TOULOUSE, FRANCE (dpa) – The aviation industry crisis has prompted fears are growing at European plane consortium Airbus and its giant U.S. rival, Boeing, about a drastic orders drop in the coming year.

After orders in 2001 at around 675 new planes in the 100-seat or above category, Airbus is projecting a plunge next year to fewer than 350 plane sales.

“At the worst, new orders in the entire civilian market will be reduced by one-half,” said Martin Howes, technical marketing director at Airbus headquarters in Toulouse.

Airlines are reporting that the number of passengers on international routes are again slowly returning to normal after the steep dropoff after the September 11 terror attacks. “But the insecurity on the market is still great,” a Boeing company statement noted.

Two facts come as encouragement to the two rivals despite a series of contract cancellations or delayed deliveries: both Boeing and Airbus are sitting atop a mountain of orders whose value runs into the triple digits of billions of dollars. No other industry can make such a claim.

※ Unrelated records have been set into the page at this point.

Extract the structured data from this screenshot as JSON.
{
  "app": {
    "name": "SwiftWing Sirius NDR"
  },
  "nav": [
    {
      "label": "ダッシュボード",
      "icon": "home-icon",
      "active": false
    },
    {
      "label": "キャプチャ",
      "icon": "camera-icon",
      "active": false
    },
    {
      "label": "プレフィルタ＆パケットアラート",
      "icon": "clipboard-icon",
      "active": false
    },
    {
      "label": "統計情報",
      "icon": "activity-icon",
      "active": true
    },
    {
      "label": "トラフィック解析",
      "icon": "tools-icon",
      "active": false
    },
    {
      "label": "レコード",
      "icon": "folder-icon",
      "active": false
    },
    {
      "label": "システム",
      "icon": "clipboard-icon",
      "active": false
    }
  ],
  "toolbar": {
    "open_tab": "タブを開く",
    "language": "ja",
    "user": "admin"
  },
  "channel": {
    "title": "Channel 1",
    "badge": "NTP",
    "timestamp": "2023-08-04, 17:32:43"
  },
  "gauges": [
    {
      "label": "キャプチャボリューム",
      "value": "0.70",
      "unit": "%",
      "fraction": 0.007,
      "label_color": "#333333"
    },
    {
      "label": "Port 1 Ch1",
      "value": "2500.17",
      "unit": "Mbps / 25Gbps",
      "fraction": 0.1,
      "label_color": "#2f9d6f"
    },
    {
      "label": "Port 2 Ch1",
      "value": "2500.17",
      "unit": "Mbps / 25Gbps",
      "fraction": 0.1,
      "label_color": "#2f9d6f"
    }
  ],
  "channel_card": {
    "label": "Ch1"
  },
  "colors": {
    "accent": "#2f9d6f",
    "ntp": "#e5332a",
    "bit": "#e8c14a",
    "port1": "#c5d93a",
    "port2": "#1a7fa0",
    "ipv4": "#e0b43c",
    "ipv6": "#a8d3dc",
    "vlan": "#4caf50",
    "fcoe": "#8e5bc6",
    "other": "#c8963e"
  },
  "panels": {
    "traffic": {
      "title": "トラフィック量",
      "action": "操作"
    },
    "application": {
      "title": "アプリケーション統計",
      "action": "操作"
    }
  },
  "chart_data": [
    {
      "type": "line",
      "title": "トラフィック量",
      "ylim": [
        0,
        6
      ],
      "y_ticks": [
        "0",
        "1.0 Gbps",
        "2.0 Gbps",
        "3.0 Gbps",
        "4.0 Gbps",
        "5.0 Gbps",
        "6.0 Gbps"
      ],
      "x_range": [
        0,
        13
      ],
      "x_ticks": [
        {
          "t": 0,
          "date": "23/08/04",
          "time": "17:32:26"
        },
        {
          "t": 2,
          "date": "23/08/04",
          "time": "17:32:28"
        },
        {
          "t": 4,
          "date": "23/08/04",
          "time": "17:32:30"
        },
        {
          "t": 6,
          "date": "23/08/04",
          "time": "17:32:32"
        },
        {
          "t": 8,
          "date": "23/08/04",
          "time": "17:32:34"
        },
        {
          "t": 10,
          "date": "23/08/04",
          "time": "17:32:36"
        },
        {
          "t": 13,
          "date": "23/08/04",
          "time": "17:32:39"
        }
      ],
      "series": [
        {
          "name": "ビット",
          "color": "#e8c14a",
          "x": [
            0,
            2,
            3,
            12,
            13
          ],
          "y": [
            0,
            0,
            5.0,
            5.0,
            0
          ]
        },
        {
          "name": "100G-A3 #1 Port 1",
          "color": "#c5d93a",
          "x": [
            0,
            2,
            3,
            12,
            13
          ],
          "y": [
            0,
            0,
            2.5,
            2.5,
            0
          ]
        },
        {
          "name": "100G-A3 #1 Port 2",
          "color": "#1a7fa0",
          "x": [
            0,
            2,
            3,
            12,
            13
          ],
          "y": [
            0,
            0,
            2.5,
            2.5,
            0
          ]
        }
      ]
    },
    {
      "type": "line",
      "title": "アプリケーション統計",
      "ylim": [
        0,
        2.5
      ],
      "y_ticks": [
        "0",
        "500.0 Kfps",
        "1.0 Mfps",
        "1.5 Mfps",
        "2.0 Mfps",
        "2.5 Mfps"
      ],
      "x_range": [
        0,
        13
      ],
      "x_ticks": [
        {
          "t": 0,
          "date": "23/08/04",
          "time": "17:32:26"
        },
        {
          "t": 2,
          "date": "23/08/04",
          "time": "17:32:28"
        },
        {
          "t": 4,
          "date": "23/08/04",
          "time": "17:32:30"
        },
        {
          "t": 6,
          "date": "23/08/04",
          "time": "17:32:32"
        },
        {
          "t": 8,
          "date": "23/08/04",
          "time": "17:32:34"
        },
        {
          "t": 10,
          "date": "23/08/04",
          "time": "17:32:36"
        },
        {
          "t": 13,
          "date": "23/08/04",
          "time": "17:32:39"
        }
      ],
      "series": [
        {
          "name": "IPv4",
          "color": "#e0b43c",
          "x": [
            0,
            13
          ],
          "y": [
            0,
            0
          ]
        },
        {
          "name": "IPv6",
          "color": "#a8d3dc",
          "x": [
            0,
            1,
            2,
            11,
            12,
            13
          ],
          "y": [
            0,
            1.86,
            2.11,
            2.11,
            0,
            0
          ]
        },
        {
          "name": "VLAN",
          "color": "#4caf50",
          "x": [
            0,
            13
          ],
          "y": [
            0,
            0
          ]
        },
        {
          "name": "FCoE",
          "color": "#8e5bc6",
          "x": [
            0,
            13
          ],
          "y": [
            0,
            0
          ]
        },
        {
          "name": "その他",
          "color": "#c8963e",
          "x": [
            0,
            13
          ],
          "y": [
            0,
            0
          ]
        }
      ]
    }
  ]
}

“This is enough to secure capacity utilisation for another four years,” one Airbus official said in Toulouse.

Industry analysts also point to the large number of airplanes which airlines are going to have to get rid of in order to radically cut their costs. In the deserts of Arizona and California, some 1,600 planes are now in mothballs, and experts say the figure is soon going to rise to 2,000.

“The airplanes are mostly older models and so they will scarcely have any chance of returning to the market once the crisis is past,” says aviation expert Peter Pletschacher. “What is more likely to happen is that they will be scrapped.”

Initially, one conceivable result will be a strong dropoff in new plane orders.

“But over the medium- to long term, strong growth rates can again be expected – not the least due to the fact that the planes taken out of service will have to be replaced,” Pletschacher said.

Marketing expert Howes also expects that the crisis will be a tough one, but will not last for very long. In 2003, the market should again see new plane orders reaching around 600.

Airbus believes it is in a better position than Boeing is to ride out the crisis. Through November 2001, the European plane maker ranked first in the world with 352 new orders, against 284 for Boeing. In value terms, the Airbus planes at around 40 billion dollars were far ahead of the 23 billion dollars for Boeing.

The European plane consortium’s order book volume at the end of October totalled 1,643 aircraft, also clearly surpassing the 1,406 passenger planes on order at Boeing.

The U.S. company has responded to the strong dropoff by cutting the number of employees in civilian plane manufacturing from 100,000 to only around 30,000. Airbus, expecting only a moderate drop in new plane deliveries next year from 320 to 300, is aiming to maintain payrolls at around 44,000 employees.

A further trump card for Airbus in the crisis-ridden aviation sector is the new giant superjumbo A380 with up to 800 seats. The plane is to be put into service at the start of 2006.

At the leading airlines which are gearing up for an expected long- term trend of rising passenger numbers, the A380 is increasingly in demand. So far there are 70 firm orders, plus 12 options for the giant planes.

The announcement recently by German air carrier Deutsche Lufthansa that it is ordering 15 of the new superliners has shored up Airbus’ resolve to keep on its present course.

Work on the production site for the huge airplane at the Airbus plant on the Elbe River in Hamburg has already gotten started, and ground-breaking for a new A380 plant in Toulouse is expected shortly.